I am trying to load a TGA file in Android NDK.
I open the file using AssetManager, read in the entire contents of the TGA file into a memory buffer, and then I try to extract the pixel data from it.
I can read the TGA header part of the file without any problems, but when I try to advance the memory pointer past the TGA header, the app crashes. If I don't try to advance the memory pointer, it does not crash.

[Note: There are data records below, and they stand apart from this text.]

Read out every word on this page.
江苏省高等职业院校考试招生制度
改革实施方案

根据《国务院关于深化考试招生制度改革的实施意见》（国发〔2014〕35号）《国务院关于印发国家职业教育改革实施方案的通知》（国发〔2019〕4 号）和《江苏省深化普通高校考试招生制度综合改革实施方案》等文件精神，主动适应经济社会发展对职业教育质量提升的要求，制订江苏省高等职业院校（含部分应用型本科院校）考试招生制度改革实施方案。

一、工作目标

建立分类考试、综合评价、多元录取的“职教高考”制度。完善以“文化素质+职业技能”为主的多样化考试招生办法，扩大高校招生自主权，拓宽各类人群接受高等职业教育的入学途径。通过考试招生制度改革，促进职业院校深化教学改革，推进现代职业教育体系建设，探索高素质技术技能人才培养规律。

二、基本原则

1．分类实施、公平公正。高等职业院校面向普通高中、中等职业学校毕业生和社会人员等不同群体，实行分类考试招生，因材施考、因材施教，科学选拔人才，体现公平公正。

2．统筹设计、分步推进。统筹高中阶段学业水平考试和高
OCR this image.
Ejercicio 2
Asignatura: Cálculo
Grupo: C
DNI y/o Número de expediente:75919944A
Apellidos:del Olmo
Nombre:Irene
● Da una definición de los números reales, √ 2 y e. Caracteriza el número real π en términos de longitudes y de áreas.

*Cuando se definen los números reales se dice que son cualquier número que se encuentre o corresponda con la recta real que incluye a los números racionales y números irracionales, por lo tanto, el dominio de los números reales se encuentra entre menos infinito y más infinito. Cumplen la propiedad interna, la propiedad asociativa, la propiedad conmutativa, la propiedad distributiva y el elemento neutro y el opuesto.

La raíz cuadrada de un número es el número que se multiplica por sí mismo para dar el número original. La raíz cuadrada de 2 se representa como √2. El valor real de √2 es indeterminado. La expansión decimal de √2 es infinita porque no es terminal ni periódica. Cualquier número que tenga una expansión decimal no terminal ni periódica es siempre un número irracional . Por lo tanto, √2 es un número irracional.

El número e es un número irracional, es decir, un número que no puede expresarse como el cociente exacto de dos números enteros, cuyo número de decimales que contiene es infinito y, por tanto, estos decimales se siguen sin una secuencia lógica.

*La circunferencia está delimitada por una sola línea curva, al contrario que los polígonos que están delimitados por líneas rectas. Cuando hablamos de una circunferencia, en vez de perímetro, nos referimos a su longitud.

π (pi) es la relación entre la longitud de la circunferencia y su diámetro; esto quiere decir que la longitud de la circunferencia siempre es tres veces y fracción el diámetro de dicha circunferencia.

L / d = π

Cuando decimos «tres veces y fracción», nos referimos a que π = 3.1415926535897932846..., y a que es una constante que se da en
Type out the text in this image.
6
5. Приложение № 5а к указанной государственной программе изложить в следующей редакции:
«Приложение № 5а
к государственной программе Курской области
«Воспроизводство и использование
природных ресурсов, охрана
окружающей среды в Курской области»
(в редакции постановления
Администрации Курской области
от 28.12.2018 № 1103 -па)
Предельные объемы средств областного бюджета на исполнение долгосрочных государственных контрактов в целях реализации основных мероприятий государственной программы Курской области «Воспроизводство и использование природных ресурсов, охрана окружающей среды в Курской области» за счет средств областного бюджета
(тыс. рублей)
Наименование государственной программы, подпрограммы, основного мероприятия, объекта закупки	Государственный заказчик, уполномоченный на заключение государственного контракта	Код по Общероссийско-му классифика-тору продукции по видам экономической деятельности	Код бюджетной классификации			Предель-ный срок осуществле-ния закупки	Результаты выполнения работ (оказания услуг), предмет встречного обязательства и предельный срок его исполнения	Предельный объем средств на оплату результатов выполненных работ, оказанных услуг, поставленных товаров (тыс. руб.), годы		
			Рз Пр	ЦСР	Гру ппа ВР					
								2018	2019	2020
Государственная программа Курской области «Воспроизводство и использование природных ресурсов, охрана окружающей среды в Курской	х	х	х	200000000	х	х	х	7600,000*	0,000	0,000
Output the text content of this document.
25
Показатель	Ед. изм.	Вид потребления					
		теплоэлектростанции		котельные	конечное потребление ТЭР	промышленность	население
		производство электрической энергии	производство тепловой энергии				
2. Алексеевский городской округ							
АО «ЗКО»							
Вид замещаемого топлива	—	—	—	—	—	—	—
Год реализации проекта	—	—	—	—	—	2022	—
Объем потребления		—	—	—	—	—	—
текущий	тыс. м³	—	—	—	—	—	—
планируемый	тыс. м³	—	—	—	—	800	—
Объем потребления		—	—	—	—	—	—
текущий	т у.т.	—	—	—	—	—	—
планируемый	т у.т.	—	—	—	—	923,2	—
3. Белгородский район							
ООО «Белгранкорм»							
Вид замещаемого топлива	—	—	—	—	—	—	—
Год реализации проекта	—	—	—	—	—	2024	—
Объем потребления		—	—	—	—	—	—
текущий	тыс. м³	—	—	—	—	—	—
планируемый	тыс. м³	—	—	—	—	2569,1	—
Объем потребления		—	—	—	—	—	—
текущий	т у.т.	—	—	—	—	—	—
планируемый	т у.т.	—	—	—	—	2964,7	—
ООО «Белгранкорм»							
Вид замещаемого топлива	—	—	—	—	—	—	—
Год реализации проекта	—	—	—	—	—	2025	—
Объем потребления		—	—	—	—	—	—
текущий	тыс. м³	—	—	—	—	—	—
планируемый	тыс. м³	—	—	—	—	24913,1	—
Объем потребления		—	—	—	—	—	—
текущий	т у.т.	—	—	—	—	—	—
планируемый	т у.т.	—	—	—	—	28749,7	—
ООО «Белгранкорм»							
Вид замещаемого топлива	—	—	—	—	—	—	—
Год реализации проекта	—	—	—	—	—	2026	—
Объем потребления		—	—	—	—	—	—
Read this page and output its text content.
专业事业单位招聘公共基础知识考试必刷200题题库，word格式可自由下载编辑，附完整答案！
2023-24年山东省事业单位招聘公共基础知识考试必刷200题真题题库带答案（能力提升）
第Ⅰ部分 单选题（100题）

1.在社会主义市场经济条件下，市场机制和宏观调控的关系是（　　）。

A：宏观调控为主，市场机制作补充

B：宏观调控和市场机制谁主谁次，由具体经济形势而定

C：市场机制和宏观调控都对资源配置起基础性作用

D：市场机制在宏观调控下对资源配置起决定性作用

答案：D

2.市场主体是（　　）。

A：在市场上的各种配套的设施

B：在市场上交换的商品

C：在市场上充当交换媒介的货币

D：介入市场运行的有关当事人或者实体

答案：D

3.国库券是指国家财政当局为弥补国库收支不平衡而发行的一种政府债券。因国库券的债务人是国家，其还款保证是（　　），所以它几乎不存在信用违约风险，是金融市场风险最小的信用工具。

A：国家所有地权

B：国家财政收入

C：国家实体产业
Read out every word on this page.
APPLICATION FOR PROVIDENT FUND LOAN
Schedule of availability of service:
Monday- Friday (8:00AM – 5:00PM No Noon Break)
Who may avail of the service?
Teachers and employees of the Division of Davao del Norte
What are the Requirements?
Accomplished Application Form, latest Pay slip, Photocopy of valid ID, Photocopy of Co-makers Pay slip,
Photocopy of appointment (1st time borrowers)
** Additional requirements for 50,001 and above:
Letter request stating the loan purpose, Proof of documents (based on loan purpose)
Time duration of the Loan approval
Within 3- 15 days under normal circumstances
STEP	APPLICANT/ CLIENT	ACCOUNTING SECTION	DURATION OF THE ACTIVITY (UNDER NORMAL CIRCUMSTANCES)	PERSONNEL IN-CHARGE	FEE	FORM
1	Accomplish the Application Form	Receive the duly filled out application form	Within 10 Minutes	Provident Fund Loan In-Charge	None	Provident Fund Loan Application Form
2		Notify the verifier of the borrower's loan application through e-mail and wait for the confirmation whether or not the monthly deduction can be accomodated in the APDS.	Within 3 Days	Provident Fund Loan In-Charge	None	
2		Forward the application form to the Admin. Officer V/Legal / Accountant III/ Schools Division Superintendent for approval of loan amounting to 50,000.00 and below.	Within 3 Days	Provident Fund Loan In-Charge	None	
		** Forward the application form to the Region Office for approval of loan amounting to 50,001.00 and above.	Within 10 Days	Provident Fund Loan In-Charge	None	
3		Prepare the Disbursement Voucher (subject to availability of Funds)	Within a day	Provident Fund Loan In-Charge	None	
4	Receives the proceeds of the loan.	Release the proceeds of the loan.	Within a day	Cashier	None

Is there some sort of limitation in Android NDK for pointer arithmetic?
Here is the code:
This function opens the asset file:
char* GEAndroid::OpenAssetFile( const char* pFileName )
{
char* pBuffer = NULL;
AAssetManager* assetManager = m_pState->activity->assetManager;
AAsset* assetFile = AAssetManager_open(assetManager, pFileName, AASSET_MODE_UNKNOWN);
if (!assetFile) {
// Log error as 'error in opening the input file from apk'
LOGD( "Error opening file %s", pFileName );
}
else
{
LOGD( "File opened successfully %s", pFileName );
const void* pData = AAsset_getBuffer(assetFile);
off_t fileLength = AAsset_getLength(assetFile);
LOGD("fileLength=%d", fileLength);
pBuffer = new char[fileLength];
memcpy( pBuffer, pData, fileLength * sizeof( char ) );
}
return pBuffer;
}
And down here in my texture class I try to load it:
char* pBuffer = g_pGEAndroid->OpenAssetFile( fileNameWithPath );
TGA_HEADER textureHeader;
char *pImageData = NULL;
unsigned int bytesPerPixel = 4;
textureHeader = *reinterpret_cast<TGA_HEADER*>(pBuffer);
// I double check that the textureHeader is valid and it is.
bytesPerPixel = textureHeader.bits/8; // Divide By 8 To Get The Bytes Per Pixel
m_imageSize = textureHeader.width*textureHeader.height*bytesPerPixel; // Calculate The Memory Required For The TGA Data
pImageData = new char[m_imageSize];
// the line below causes the crash
pImageData = reinterpret_cast<char*>(pBuffer + sizeof( TGA_HEADER)); // <-- causes a crash
If I replace the line above with the following line (even though it is incorrect), the app runs, although obviously the texture is messed up.
pImageData = reinterpret_cast<char*>(pBuffer); // <-- does not crash, but obviously texture is messed up.
Anyone have any ideas?
Thanks.
Why reinterpret_cast? You're adding an integer to a char*; that operation produces a char*. No typecast necessary.
One caveat for pointer juggling on Android (and on ARM devices in general): ARM cannot read/write unaligned data from memory. If you read/write an int-sized variable, it needs to be at an address that's a multiple of 4; for short, a multiple of 2. Bytes can be at any address. This does not, as far as I can see, apply to the presented snippet. But do keep in mind. It does throw off binary format parsing occasionally, especially when ported from Intel PCs.
Simply assigning an unaligned value to a pointer does not crash. Dereferencing it might.
Sigh, I just realized the mistake. I allocate memory for pImageData, then set the point to the buffer. This does not sit well when I try to create an OpenGL texture with the pixel data. Modifying it so I memcpy the pixel data from (pBuffer + sizeof( TGA_HEADER) ) to pImageData fixes the problem.